Fig. 4Comparison of the transcriptome in COVID‐19 severity groups. (a) Number of significantly (q < 0.05, Wald test) differentially expressed transcripts and genes comparing mild/moderate (n = 7), severe (n = 5) vs critical (n = 3) disease and healthy controls (n = 6). (b) Volcano plot displaying transcripts comparing mild/moderate and critical COVID‐19 patients. Each dot represents one transcript; coloured dots significantly differentially expressed transcripts. The blue dots represent overlapping differentially expressed transcripts between mild/moderate vs critical and severe vs critical COVID‐19, identified with their associated gene name. The y‐axis corresponds to the mean expression value of log 10 (q‐value), and the horizontal axis (x‐axis) displays the b‐value, which is analogous to fold change. (c) The 30 most enriched pathways (KEGG, Hallmark, Reactome and PID) and Gene Ontology (GO) terms from analysis within the 411 differentially expressed transcripts comparing mild/moderate and critical disease. Dot size reflects number of differentially expressed transcripts, and colour indicates P‐value (increasing from blue to red). X‐axis represents gene ratio, the fraction of differentially expressed transcripts in each pathway or GO term. (d) Heatmap displaying clustering of transcripts involved in the most enriched GO term from the enrichment analysis: ‘Immune response activating signal transduction’. (e) Comparing the magnitude of the significantly differentially expressed transcripts in the most enriched GO term across mild/moderate and critical severity groups. B‐value is analogous to fold change, and the red line indicates an approximate fold change of 2, while the blue line indicates an approximate fold change of 10.

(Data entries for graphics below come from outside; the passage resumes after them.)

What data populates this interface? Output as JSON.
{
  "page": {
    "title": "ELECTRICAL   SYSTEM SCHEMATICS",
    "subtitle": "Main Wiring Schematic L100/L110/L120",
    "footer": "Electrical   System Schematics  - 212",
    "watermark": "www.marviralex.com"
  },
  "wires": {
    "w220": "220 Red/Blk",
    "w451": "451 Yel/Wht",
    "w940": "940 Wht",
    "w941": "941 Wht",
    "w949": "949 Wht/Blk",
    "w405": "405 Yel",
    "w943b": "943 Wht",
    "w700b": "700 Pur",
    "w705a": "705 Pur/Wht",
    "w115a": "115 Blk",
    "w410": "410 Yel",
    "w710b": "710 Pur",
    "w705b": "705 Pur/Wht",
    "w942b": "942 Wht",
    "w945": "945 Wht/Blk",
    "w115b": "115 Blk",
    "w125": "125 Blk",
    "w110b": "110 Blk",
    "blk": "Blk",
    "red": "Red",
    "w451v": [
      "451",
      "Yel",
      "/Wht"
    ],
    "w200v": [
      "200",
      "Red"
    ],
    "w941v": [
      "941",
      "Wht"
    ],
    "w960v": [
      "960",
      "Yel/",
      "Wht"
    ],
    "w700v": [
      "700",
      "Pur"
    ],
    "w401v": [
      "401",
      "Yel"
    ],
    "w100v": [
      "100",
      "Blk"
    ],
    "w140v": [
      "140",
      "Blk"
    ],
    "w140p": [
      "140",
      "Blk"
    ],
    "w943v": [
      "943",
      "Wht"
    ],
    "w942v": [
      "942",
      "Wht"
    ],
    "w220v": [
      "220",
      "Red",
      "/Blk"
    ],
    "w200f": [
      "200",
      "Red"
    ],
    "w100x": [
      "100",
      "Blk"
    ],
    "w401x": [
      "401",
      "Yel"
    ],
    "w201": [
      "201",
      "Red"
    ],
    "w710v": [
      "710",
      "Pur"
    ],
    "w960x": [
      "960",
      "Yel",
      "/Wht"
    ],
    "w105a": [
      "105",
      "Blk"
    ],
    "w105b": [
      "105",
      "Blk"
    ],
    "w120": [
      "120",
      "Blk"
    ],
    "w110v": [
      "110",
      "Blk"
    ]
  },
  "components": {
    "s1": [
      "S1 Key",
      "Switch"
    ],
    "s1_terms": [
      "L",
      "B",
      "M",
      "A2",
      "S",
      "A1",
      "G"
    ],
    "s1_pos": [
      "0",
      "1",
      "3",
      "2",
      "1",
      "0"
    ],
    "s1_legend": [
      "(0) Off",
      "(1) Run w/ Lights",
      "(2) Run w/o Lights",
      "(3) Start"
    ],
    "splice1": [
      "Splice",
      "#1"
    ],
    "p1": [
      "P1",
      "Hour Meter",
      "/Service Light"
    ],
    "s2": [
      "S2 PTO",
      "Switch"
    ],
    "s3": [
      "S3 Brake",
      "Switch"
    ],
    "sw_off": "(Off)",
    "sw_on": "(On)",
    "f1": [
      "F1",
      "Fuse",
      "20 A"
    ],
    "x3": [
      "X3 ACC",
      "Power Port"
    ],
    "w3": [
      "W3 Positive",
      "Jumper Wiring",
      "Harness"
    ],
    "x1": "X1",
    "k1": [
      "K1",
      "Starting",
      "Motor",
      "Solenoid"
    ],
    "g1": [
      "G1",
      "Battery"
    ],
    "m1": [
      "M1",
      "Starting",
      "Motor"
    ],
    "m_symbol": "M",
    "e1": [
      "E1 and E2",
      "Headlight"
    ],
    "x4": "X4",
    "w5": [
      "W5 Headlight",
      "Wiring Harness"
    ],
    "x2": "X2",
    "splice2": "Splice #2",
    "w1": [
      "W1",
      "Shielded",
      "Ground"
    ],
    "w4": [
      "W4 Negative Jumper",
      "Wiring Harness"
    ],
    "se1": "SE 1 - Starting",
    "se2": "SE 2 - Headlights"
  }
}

Fig. 5B‐cell transcriptomics in COVID‐19. (a) CIBERSORT analysis imputing different cell subsets present in PBMC from COVID‐19 patients, mild/moderate (n = 7), severe (n = 5), critical (n = 3) and healthy controls (n = 5). (b) Quantification of the estimated levels of naïve and plasma B cells in mild, severe and critical COVID‐19 and healthy controls. Arrow indicates significance calculated with Jonckheere–Terpstra trend test across COVID‐19 severity groups. (c) Heatmap displaying clustering of transcripts involved in the GO term ‘B cell activation’. (d) Comparing the magnitude of the significantly differentially expressed transcripts in the GO term B‐cell activation across mild/moderate and critical severity groups. B‐value is analogous to fold change, and the red line indicates an approximate fold change of 2, while the blue line indicates an approximate fold change of 10. Differentially expressed transcripts with q ≤ 0.05 in the Wald test were considered significant.